The following calls are intercepted and logged. The entries
with preceding '+' will have time stamps for both entry to
and leave from function. The ones marked with '-' will have
only entry time stamps.

+ create	
+ lib_init	(installs lib_exit as atexit handler)
+ gtk_init	(installs gui_idle as gtk idle handler)
- gtk_main
- gui_idle
+ gtk_main_quit
- lib_exit	
- lib_fini	

The timestamps are obtained with times() syscall which allows
us to trace:

- real time (elapsed wall clock time)
- user time (time spent executing code)
- sys time  (time spent in kernel servicing the process)

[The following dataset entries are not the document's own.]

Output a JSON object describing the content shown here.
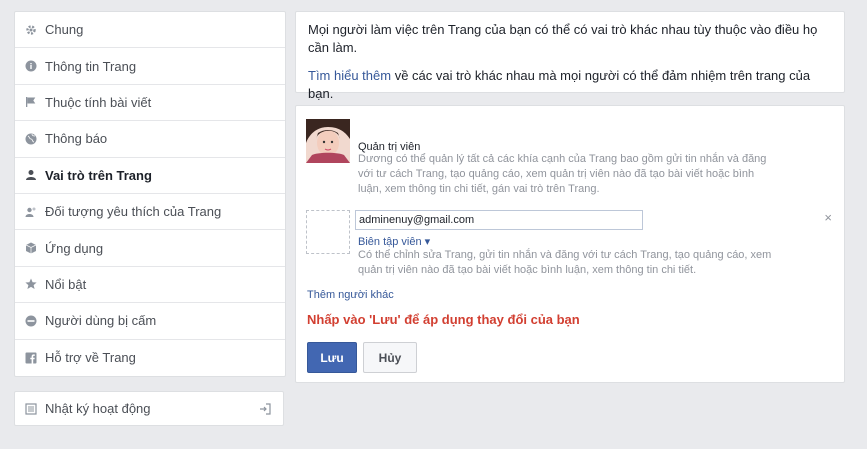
{
  "sidebar": {
    "items": [
      {
        "label": "Chung",
        "icon": "gear-icon"
      },
      {
        "label": "Thông tin Trang",
        "icon": "info-icon"
      },
      {
        "label": "Thuộc tính bài viết",
        "icon": "flag-icon"
      },
      {
        "label": "Thông báo",
        "icon": "globe-icon"
      },
      {
        "label": "Vai trò trên Trang",
        "icon": "person-icon",
        "active": true
      },
      {
        "label": "Đối tượng yêu thích của Trang",
        "icon": "people-icon"
      },
      {
        "label": "Ứng dụng",
        "icon": "cube-icon"
      },
      {
        "label": "Nổi bật",
        "icon": "star-icon"
      },
      {
        "label": "Người dùng bị cấm",
        "icon": "ban-icon"
      },
      {
        "label": "Hỗ trợ về Trang",
        "icon": "facebook-icon"
      }
    ]
  },
  "activity_log": {
    "label": "Nhật ký hoạt động",
    "icon": "exit-icon"
  },
  "info": {
    "paragraph1": "Mọi người làm việc trên Trang của bạn có thể có vai trò khác nhau tùy thuộc vào điều họ cần làm.",
    "learn_more": "Tìm hiểu thêm",
    "paragraph2_rest": " về các vai trò khác nhau mà mọi người có thể đảm nhiệm trên trang của bạn."
  },
  "admin": {
    "role": "Quản trị viên",
    "description": "Dương có thể quản lý tất cả các khía cạnh của Trang bao gồm gửi tin nhắn và đăng với tư cách Trang, tạo quảng cáo, xem quản trị viên nào đã tạo bài viết hoặc bình luận, xem thông tin chi tiết, gán vai trò trên Trang."
  },
  "new_role": {
    "email": "adminenuy@gmail.com",
    "role_select": "Biên tập viên ▾",
    "description": "Có thể chỉnh sửa Trang, gửi tin nhắn và đăng với tư cách Trang, tạo quảng cáo, xem quản trị viên nào đã tạo bài viết hoặc bình luận, xem thông tin chi tiết.",
    "remove": "×"
  },
  "add_other": "Thêm người khác",
  "warning": "Nhấp vào 'Lưu' để áp dụng thay đổi của bạn",
  "buttons": {
    "save": "Lưu",
    "cancel": "Hủy"
  }
}
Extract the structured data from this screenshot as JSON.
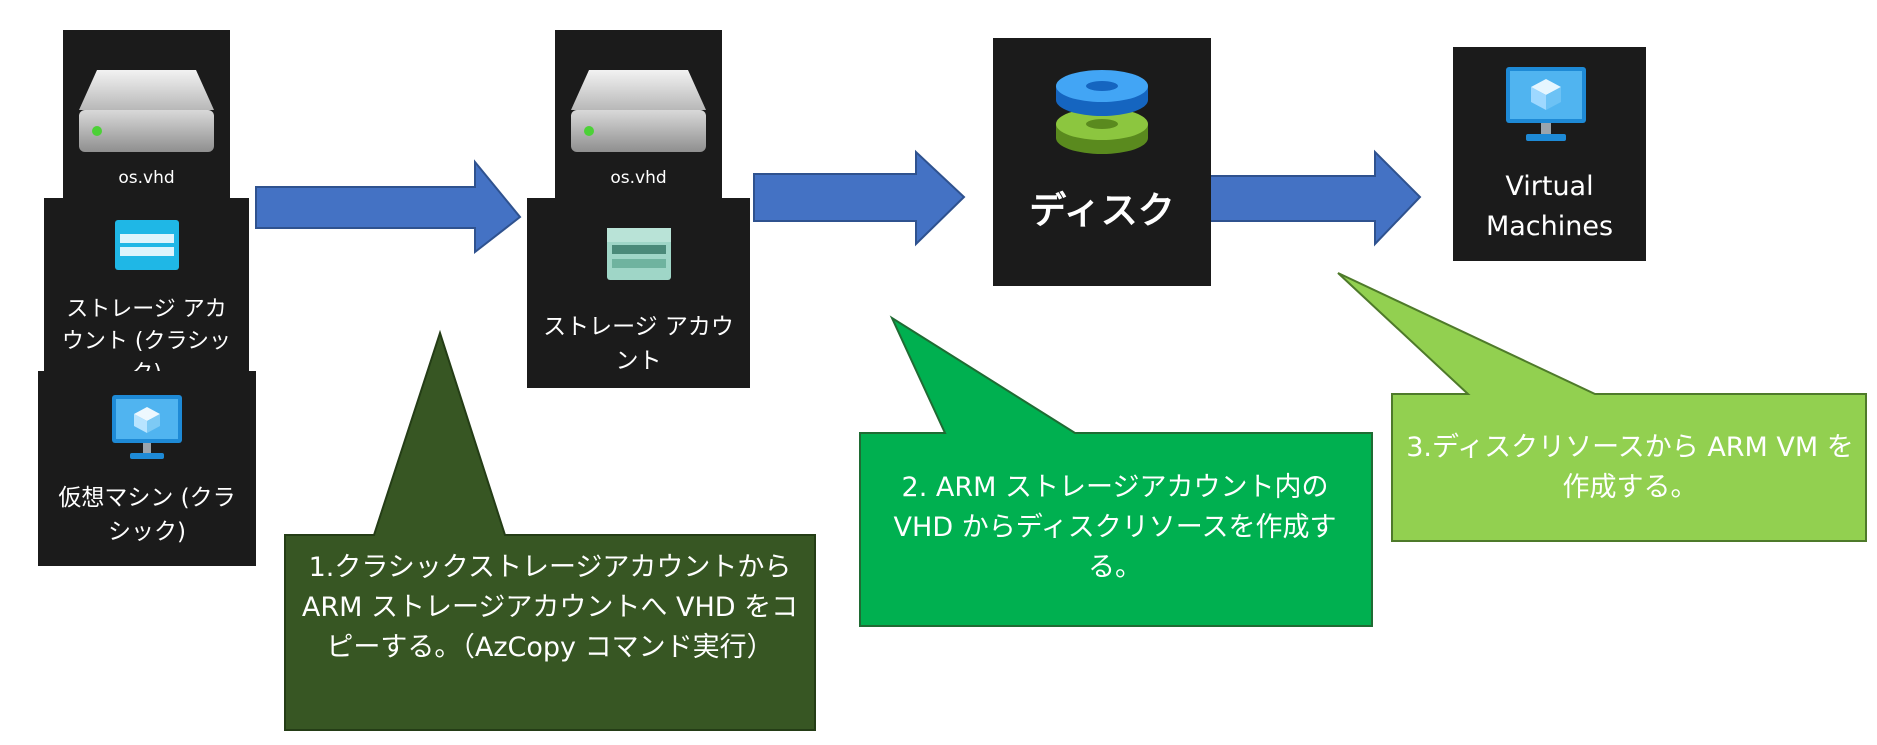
{
  "tiles": {
    "classic_disk_label": "os.vhd",
    "classic_storage_label": "ストレージ アカウント (クラシック)",
    "classic_vm_label": "仮想マシン (クラシック)",
    "arm_disk_label": "os.vhd",
    "arm_storage_label": "ストレージ アカウント",
    "disk_label": "ディスク",
    "vm_label": "Virtual Machines"
  },
  "callouts": {
    "step1": "1.クラシックストレージアカウントから ARM ストレージアカウントへ VHD をコピーする。（AzCopy コマンド実行）",
    "step2": "2. ARM ストレージアカウント内の VHD からディスクリソースを作成する。",
    "step3": "3.ディスクリソースから ARM VM を作成する。"
  },
  "colors": {
    "arrow": "#4472c4",
    "callout1": "#375623",
    "callout2": "#00b050",
    "callout3": "#92d050",
    "tile": "#1b1b1b"
  },
  "icons": [
    "hard-disk-icon",
    "storage-account-icon",
    "virtual-machine-icon",
    "managed-disk-icon"
  ]
}
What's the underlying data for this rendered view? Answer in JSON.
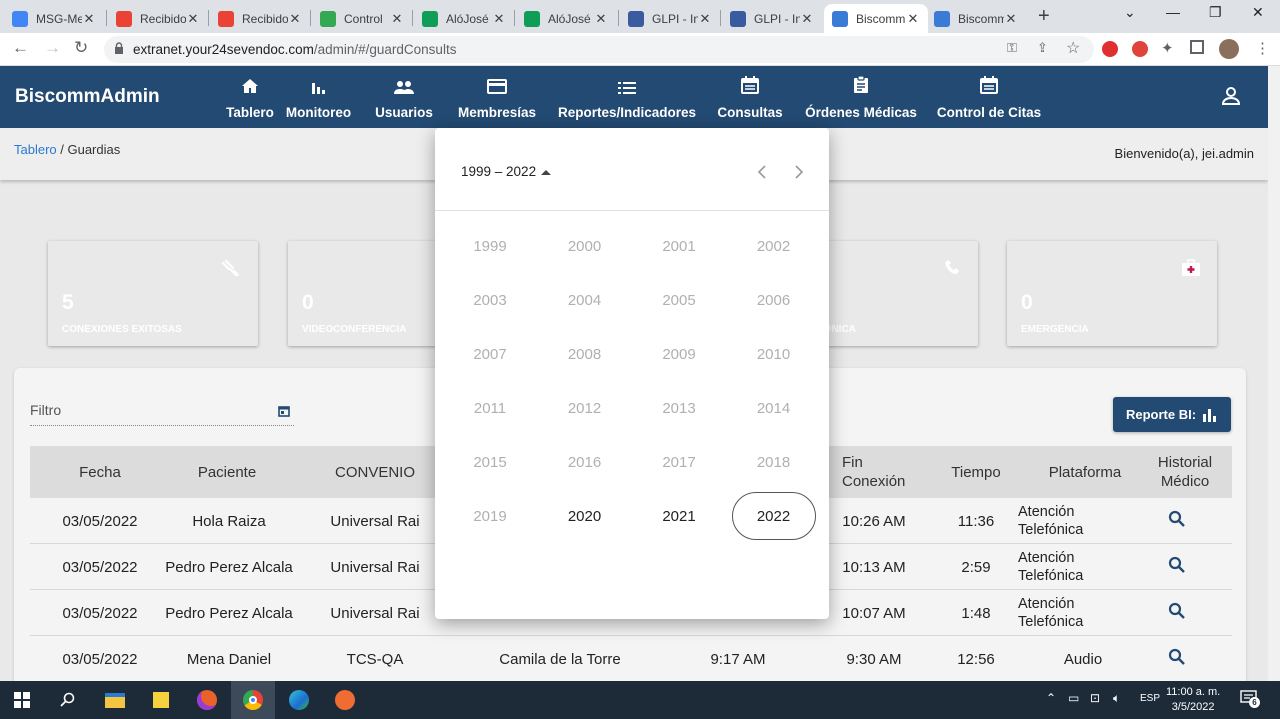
{
  "browser": {
    "tabs": [
      {
        "title": "MSG-Me",
        "icon": "doc-icon",
        "color": "#4285f4"
      },
      {
        "title": "Recibido",
        "icon": "gmail-icon",
        "color": "#ea4335"
      },
      {
        "title": "Recibido",
        "icon": "gmail-icon",
        "color": "#ea4335"
      },
      {
        "title": "Control",
        "icon": "drive-icon",
        "color": "#34a853"
      },
      {
        "title": "AlóJosé",
        "icon": "plus-app-icon",
        "color": "#0f9d58"
      },
      {
        "title": "AlóJosé",
        "icon": "plus-app-icon",
        "color": "#0f9d58"
      },
      {
        "title": "GLPI - In",
        "icon": "glpi-icon",
        "color": "#3a5ba0"
      },
      {
        "title": "GLPI - In",
        "icon": "glpi-icon",
        "color": "#3a5ba0"
      },
      {
        "title": "Biscomm",
        "icon": "biscomm-icon",
        "color": "#3a7bd5"
      },
      {
        "title": "Biscomm",
        "icon": "biscomm-icon",
        "color": "#3a7bd5"
      }
    ],
    "url_host": "extranet.your24sevendoc.com",
    "url_path": "/admin/#/guardConsults"
  },
  "app": {
    "brand": "BiscommAdmin",
    "nav": [
      {
        "label": "Tablero",
        "icon": "home-icon"
      },
      {
        "label": "Monitoreo",
        "icon": "bar-chart-icon"
      },
      {
        "label": "Usuarios",
        "icon": "users-icon"
      },
      {
        "label": "Membresías",
        "icon": "card-icon"
      },
      {
        "label": "Reportes/Indicadores",
        "icon": "list-icon"
      },
      {
        "label": "Consultas",
        "icon": "calendar-icon"
      },
      {
        "label": "Órdenes Médicas",
        "icon": "clipboard-icon"
      },
      {
        "label": "Control de Citas",
        "icon": "calendar-icon"
      }
    ],
    "breadcrumb": {
      "link": "Tablero",
      "sep": " / ",
      "current": "Guardias"
    },
    "welcome": "Bienvenido(a), jei.admin"
  },
  "cards": [
    {
      "value": "5",
      "caption": "CONEXIONES EXITOSAS",
      "color": "#189a77",
      "icon": "connection-icon"
    },
    {
      "value": "0",
      "caption": "VIDEOCONFERENCIA",
      "color": "#6b86c6",
      "icon": ""
    },
    {
      "value": "",
      "caption": "N TELEFÓNICA",
      "color": "#c4462e",
      "icon": "phone-icon"
    },
    {
      "value": "0",
      "caption": "EMERGENCIA",
      "color": "#c0174f",
      "icon": "medkit-icon"
    }
  ],
  "filter": {
    "label": "Filtro"
  },
  "report_button": "Reporte BI:",
  "table": {
    "headers": [
      "Fecha",
      "Paciente",
      "CONVENIO",
      "Fin Conexión",
      "Tiempo",
      "Plataforma",
      "Historial Médico"
    ],
    "rows": [
      {
        "fecha": "03/05/2022",
        "paciente": "Hola Raiza",
        "convenio": "Universal Rai",
        "medico": "",
        "inicio": "",
        "fin": "10:26 AM",
        "tiempo": "11:36",
        "plataforma": "Atención Telefónica"
      },
      {
        "fecha": "03/05/2022",
        "paciente": "Pedro Perez Alcala",
        "convenio": "Universal Rai",
        "medico": "",
        "inicio": "",
        "fin": "10:13 AM",
        "tiempo": "2:59",
        "plataforma": "Atención Telefónica"
      },
      {
        "fecha": "03/05/2022",
        "paciente": "Pedro Perez Alcala",
        "convenio": "Universal Rai",
        "medico": "",
        "inicio": "",
        "fin": "10:07 AM",
        "tiempo": "1:48",
        "plataforma": "Atención Telefónica"
      },
      {
        "fecha": "03/05/2022",
        "paciente": "Mena Daniel",
        "convenio": "TCS-QA",
        "medico": "Camila de la Torre",
        "inicio": "9:17 AM",
        "fin": "9:30 AM",
        "tiempo": "12:56",
        "plataforma": "Audio"
      }
    ]
  },
  "picker": {
    "range": "1999 – 2022",
    "years": [
      "1999",
      "2000",
      "2001",
      "2002",
      "2003",
      "2004",
      "2005",
      "2006",
      "2007",
      "2008",
      "2009",
      "2010",
      "2011",
      "2012",
      "2013",
      "2014",
      "2015",
      "2016",
      "2017",
      "2018",
      "2019",
      "2020",
      "2021",
      "2022"
    ],
    "enabled": [
      "2020",
      "2021",
      "2022"
    ],
    "selected": "2022"
  },
  "taskbar": {
    "lang": "ESP",
    "time": "11:00 a. m.",
    "date": "3/5/2022",
    "notifications": "6"
  }
}
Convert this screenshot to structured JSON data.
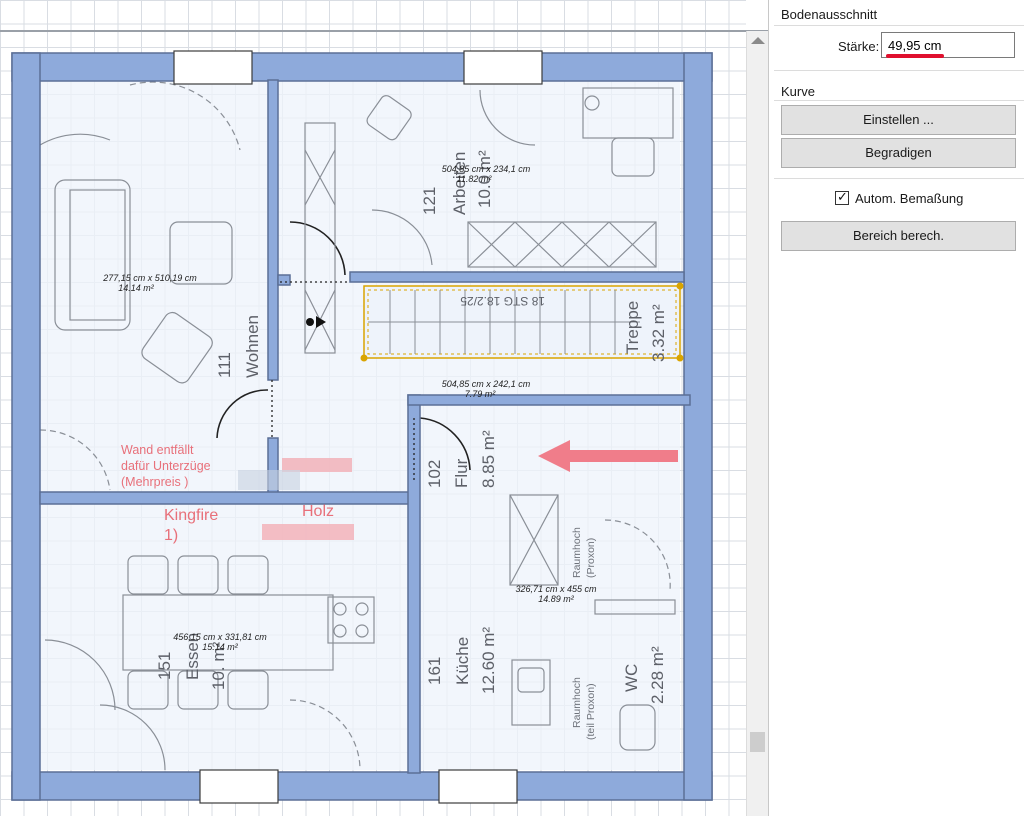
{
  "panel": {
    "section_floor": "Bodenausschnitt",
    "thickness_label": "Stärke:",
    "thickness_value": "49,95 cm",
    "section_curve": "Kurve",
    "btn_adjust": "Einstellen ...",
    "btn_straighten": "Begradigen",
    "auto_dim_label": "Autom. Bemaßung",
    "auto_dim_checked": true,
    "btn_calc_area": "Bereich berech."
  },
  "rooms": [
    {
      "id": "wohnen",
      "dims": "277,15 cm x 510,19 cm",
      "area": "14.14 m²",
      "name": "Wohnen",
      "number": "111"
    },
    {
      "id": "arbeiten",
      "dims": "504,85 cm x 234,1 cm",
      "area": "11.82 m²",
      "name": "Arbeiten",
      "number": "121",
      "room_area": "10.0 m²"
    },
    {
      "id": "flur",
      "dims": "504,85 cm x 242,1 cm",
      "area": "7.79 m²",
      "name": "Flur",
      "number": "102",
      "room_area": "8.85 m²"
    },
    {
      "id": "kueche",
      "dims": "326,71 cm x 455 cm",
      "area": "14.89 m²",
      "name": "Küche",
      "number": "161",
      "room_area": "12.60 m²"
    },
    {
      "id": "essen",
      "dims": "456,15 cm x 331,81 cm",
      "area": "15.14 m²",
      "name": "Essen",
      "number": "151",
      "room_area": "10. m²"
    },
    {
      "id": "wc",
      "name": "WC",
      "room_area": "2.28 m²"
    }
  ],
  "stair": {
    "label": "18 STG 18.2/25",
    "name": "Treppe",
    "area": "3.32 m²"
  },
  "annotations": {
    "note_lines": [
      "Wand entfällt",
      "dafür Unterzüge",
      "(Mehrpreis )"
    ],
    "kingfire": [
      "Kingfire",
      "1)"
    ],
    "holz": "Holz",
    "raumhoch_1": [
      "Raumhoch",
      "(Proxon)"
    ],
    "raumhoch_2": [
      "Raumhoch",
      "(teil Proxon)"
    ]
  },
  "colors": {
    "wall": "#8eaadb",
    "wall_stroke": "#5b6f96",
    "annotation_red": "#e8707a",
    "arrow": "#f07d8a",
    "selection": "#d9a400"
  }
}
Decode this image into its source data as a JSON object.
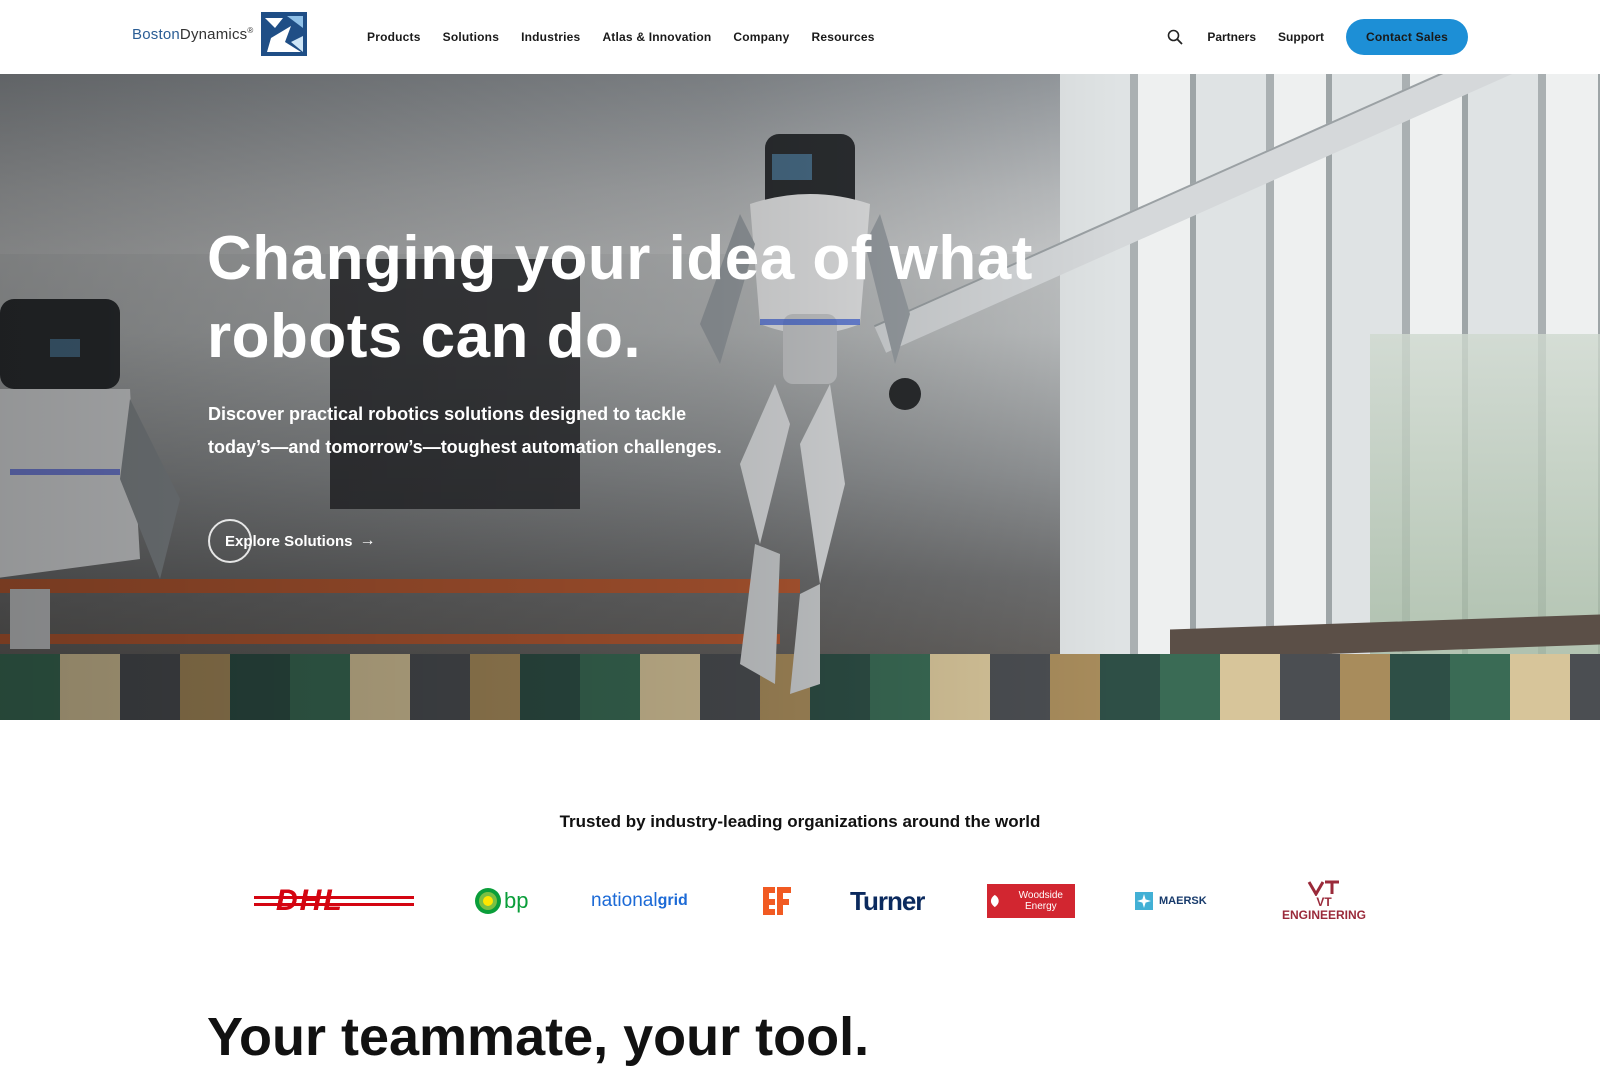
{
  "header": {
    "logo_text_blue": "Boston",
    "logo_text_gray": "Dynamics",
    "logo_mark": "®",
    "nav": [
      "Products",
      "Solutions",
      "Industries",
      "Atlas & Innovation",
      "Company",
      "Resources"
    ],
    "search_icon": "search-icon",
    "links": [
      "Partners",
      "Support"
    ],
    "cta": "Contact Sales"
  },
  "hero": {
    "headline": "Changing your idea of what robots can do.",
    "subtext": "Discover practical robotics solutions designed to tackle today’s—and tomorrow’s—toughest automation challenges.",
    "button_label": "Explore Solutions",
    "button_arrow": "→"
  },
  "trusted": {
    "heading": "Trusted by industry-leading organizations around the world",
    "logos": [
      {
        "name": "DHL",
        "text": "DHL"
      },
      {
        "name": "bp",
        "text": "bp"
      },
      {
        "name": "National Grid",
        "text_light": "national",
        "text_bold": "grid"
      },
      {
        "name": "GF",
        "text": ""
      },
      {
        "name": "Turner",
        "text": "Turner"
      },
      {
        "name": "Woodside Energy",
        "text": "Woodside Energy"
      },
      {
        "name": "Maersk",
        "text": "MAERSK"
      },
      {
        "name": "VT Engineering",
        "text": "VT ENGINEERING"
      }
    ]
  },
  "section": {
    "title": "Your teammate, your tool."
  },
  "colors": {
    "accent": "#1d8fd6",
    "dhl_red": "#d40511",
    "bp_green": "#0a9e3a",
    "nationalgrid_blue": "#1c6ad6",
    "gf_orange": "#f15a22",
    "turner_navy": "#0b2a5e",
    "woodside_red": "#d22630",
    "maersk_blue": "#42b0d5",
    "vt_maroon": "#9a2a3a"
  }
}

If there time difference between leaving the previous traced
function and entering the next, a transition entry will be
written. The interpretation of these transition entries depends
on the situation, but generally:

lib_init -> gtk_init

	Usually libstartup initialization is executed just before
	control is yielded to main() entry of the application.
	So this transition can be considered as "non-gui-init".

gtk_init -> gtk_main

	Setting up application main GUI.
	
	
gtk_main -> gui_idle

	Realizing application main GUI.
	
gui_idle -> gtk_main_quit

	Normal application operation.
	
gtk_main_quit -> lib_exit

	Application shutdown
	
lib_exit -> lib_fini

	As the lib_exit is most likely the last atexit handler
	called and lib_fini the first library unload code
	executed, this is very unlikely to have nonzero time.
	
	
The "create" entry needs a bit of explanation too. The idea is
that this contains time taken by the dynamic linker to bind the
various binaries to the process. As the init code from
libstartup is if not the last at least one of the last things
done before entering application main() function, we can guess
that the CPU time spent before this is from dynamic loader.
Perhaps surprisingly determining the real time is quite
difficult. The reason is that the syscalls that can be used to
query time values return corrected real time and the process
create time (as available via /proc/pid/status) contains
uncorrected jiffies value. To overcome this the libstartup
forks a child process and uses the create time difference
between parent and child as elapsed real time estimate. The
child process is terminated right after the time difference
evaluation.


The idle detection is also not without problems. It is common
that there is a brief idle period right after entering gtk_main.
For this reason the idle status is is noted only when the
idle handler is called enough times without using CPU for
other purposes (in the context of application process).